Liebe in groben Zügen
Mitternachtstipps: die ihr im Einzelnen noch viel zu lang waren, lieber zehn Minitipps als drei Filme, die ja als Filme zu kurz seien und als Appetizer zu breit. Vila machte sich Rührei, dann nahm sie ein Bad, sie musste gesund werden. Nach dem Bad ging sie an ihren Schreibtisch und entwarf die Anmoderation für Havanna und Fernández, anschließend holte sie sich das Charela Inn auf den Schirm, ihr Familienhotel am Strand von Negril, Weihnachtsfluchtort, seit Katrin die Verkrampfung ihres Vaters angesichts eines Christbaums in der Wohnung übernommen hatte. Katrin wollte zu zweit kommen, mit ihrem neuen Begleiter, das war ihr Ausdruck, und es gab noch freie Zimmer zum Innenhof, Standard rooms im Parterre, nicht attraktiv, aber ruhig, Vila buchte eins unter ihrem Namen, den kannte man im Hotel. Dann mailte sie Katrin die Daten, dreiundzwanzigster bis dreißigster Zwölfter – an Silvester wären sie und Renz schon wieder zurück, ihr Programmchef hatte zu sich eingeladen, die alljährliche Fritz-und-Friederike-Wilfinger-Party, auch für Drehbuchautoren ein Muss. Und besorge dir gleich den Flug, schrieb sie hinter die Daten, um die Zeit wollen alle fliegen. Wir freuen uns, Vila.

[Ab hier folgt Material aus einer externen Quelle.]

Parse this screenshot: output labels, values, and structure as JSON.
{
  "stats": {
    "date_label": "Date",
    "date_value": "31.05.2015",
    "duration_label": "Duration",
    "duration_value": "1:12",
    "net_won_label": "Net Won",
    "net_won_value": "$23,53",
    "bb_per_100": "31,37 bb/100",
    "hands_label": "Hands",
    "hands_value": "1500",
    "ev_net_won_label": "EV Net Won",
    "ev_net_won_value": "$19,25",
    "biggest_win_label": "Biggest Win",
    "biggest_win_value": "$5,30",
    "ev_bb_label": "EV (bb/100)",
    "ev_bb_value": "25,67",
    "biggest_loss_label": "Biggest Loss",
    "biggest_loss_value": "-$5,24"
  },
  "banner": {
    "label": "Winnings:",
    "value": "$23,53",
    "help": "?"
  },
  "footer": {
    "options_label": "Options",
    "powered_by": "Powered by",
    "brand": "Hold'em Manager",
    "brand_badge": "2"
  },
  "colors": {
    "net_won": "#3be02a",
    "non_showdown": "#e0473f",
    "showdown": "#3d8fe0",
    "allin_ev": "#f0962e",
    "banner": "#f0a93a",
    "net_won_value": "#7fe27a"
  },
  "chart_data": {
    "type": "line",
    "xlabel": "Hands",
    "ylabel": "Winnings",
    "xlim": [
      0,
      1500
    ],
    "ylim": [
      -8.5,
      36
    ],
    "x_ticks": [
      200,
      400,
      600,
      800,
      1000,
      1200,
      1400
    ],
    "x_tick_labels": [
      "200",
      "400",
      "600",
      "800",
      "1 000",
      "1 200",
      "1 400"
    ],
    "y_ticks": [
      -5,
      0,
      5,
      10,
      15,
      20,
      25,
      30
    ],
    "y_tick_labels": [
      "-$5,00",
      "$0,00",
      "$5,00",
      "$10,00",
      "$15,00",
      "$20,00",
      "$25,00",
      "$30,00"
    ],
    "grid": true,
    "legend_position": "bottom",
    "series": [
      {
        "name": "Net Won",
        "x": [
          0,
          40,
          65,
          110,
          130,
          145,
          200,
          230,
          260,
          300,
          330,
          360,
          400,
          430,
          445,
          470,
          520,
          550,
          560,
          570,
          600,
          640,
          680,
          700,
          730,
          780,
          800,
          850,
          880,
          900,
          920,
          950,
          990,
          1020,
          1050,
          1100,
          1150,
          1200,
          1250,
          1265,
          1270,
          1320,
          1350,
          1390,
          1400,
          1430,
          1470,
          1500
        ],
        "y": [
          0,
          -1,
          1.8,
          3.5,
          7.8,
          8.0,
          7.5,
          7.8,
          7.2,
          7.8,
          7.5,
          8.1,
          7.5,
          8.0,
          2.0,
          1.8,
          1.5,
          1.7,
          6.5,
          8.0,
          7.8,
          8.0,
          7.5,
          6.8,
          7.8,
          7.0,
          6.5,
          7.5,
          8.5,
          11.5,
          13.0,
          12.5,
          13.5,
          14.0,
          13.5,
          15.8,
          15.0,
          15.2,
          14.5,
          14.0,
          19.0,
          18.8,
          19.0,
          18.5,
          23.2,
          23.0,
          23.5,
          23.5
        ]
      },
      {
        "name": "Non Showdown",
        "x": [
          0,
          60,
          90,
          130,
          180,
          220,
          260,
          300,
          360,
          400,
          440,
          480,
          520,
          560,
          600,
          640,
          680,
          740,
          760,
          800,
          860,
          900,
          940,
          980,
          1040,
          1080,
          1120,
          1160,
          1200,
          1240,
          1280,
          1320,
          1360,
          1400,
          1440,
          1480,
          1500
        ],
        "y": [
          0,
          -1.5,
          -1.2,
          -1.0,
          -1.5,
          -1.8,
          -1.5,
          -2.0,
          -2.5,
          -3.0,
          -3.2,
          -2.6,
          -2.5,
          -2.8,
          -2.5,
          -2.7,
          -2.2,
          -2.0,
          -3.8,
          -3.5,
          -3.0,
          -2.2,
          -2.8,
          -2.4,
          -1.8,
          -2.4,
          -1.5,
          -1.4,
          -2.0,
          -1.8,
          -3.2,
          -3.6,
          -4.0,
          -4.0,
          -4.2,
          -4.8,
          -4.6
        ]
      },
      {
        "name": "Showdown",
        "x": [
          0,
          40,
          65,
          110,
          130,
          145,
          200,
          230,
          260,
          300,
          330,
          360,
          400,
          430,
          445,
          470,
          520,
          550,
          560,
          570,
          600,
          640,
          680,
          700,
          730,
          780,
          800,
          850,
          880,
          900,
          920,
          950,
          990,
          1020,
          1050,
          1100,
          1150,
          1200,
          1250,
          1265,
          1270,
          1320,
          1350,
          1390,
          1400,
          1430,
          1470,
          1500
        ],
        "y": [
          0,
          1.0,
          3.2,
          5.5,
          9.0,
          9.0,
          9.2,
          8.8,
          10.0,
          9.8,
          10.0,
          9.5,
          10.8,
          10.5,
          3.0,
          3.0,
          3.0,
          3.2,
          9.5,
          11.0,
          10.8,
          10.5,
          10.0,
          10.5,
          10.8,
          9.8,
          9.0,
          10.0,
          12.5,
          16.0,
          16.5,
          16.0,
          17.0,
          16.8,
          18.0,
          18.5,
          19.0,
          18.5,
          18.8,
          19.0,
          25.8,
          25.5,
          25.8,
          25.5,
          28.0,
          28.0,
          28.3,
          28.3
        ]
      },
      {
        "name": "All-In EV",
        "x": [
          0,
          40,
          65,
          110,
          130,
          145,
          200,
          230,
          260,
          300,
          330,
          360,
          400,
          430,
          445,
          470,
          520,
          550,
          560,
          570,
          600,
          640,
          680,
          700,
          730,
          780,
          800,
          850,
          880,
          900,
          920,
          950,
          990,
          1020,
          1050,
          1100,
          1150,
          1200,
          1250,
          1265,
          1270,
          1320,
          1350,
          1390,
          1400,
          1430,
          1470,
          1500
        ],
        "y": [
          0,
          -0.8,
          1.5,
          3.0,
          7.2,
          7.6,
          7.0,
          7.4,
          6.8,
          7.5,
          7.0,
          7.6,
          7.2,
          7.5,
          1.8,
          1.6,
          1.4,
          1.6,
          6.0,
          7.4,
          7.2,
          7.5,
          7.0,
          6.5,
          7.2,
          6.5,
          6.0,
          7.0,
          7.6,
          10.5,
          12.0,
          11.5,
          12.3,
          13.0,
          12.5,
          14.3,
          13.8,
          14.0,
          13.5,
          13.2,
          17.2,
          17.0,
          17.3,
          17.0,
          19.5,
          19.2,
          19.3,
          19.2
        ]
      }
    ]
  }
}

Wir, das waren sie und Renz, gestern, heute und morgen, auch wenn das Morgen nicht mehr sicher war. Den Rest des Tages lag sie im Bett, ein einziges Bemühen, nicht die Nummer zu wählen, die in Bühls Jacke ein Summen auslöste, ob in Assisi oder im Zug oder irgendeinem Münchner Hotel; er hatte ihr diese Reise nicht weiter erklärt, nur gesagt, er tue es für die Sache, aber welche? Letztlich kannte sie ihn so wenig, dass sie kaum wusste, was sie ihm zutrauen sollte. Vielleicht wollte er nur die Frau wiedersehen, die er als Schüler geküsst hatte und später an seinen Freund verloren; vielleicht wollte er wirklich zu dem Zweiteiler beitragen, seinem Franziskusstoff, und sich dabei Renz näher ansehen, oder nur das: den Mann ins Auge fassen, mit dessen Frau er etwas hatte, wie man sagt. Erst am späteren Abend wählte sie schließlich die lange Nummer, aber am anderen Ende die weibliche Stimme, die um das Hinterlassen einer Nachricht bat. Melde dich, sagte sie nach dem Piepton, nur diese dringenden, letztlich schrecklichen Worte, melde dich: seit Jahrzehnten nicht mehr gebraucht, zuletzt als sie Renz im ersten Jahr einmal hinterhertelefoniert hatte, weil er tagelang nichts von sich hören ließ, aus gutem Grund. Renz war in Berlin, ein Rückfall mit seiner Bühnenbildnerin, aber das erfuhr sie erst ewig danach, dass er damals ein paar Nächte gebraucht habe ohne das Umständliche der Liebe. Rein das Vergnügen, das waren seine Worte, so wie er im Moment vielleicht, bei seiner Kranken, die reine Nächstenliebe praktizierte – es war ihr egal oder hundert Mal unwichtiger als die Antwort auf ihr Melde dich, solange sie wartend im Bett lag. Wie lernt man, mit Rückzügen fertigzuwerden, ohne abzustumpfen? Sie hatte Renz damals schon nach drei Tagen für tot gehalten, die Möglichkeit, die sie noch am wenigsten in Verzweiflung stürzte.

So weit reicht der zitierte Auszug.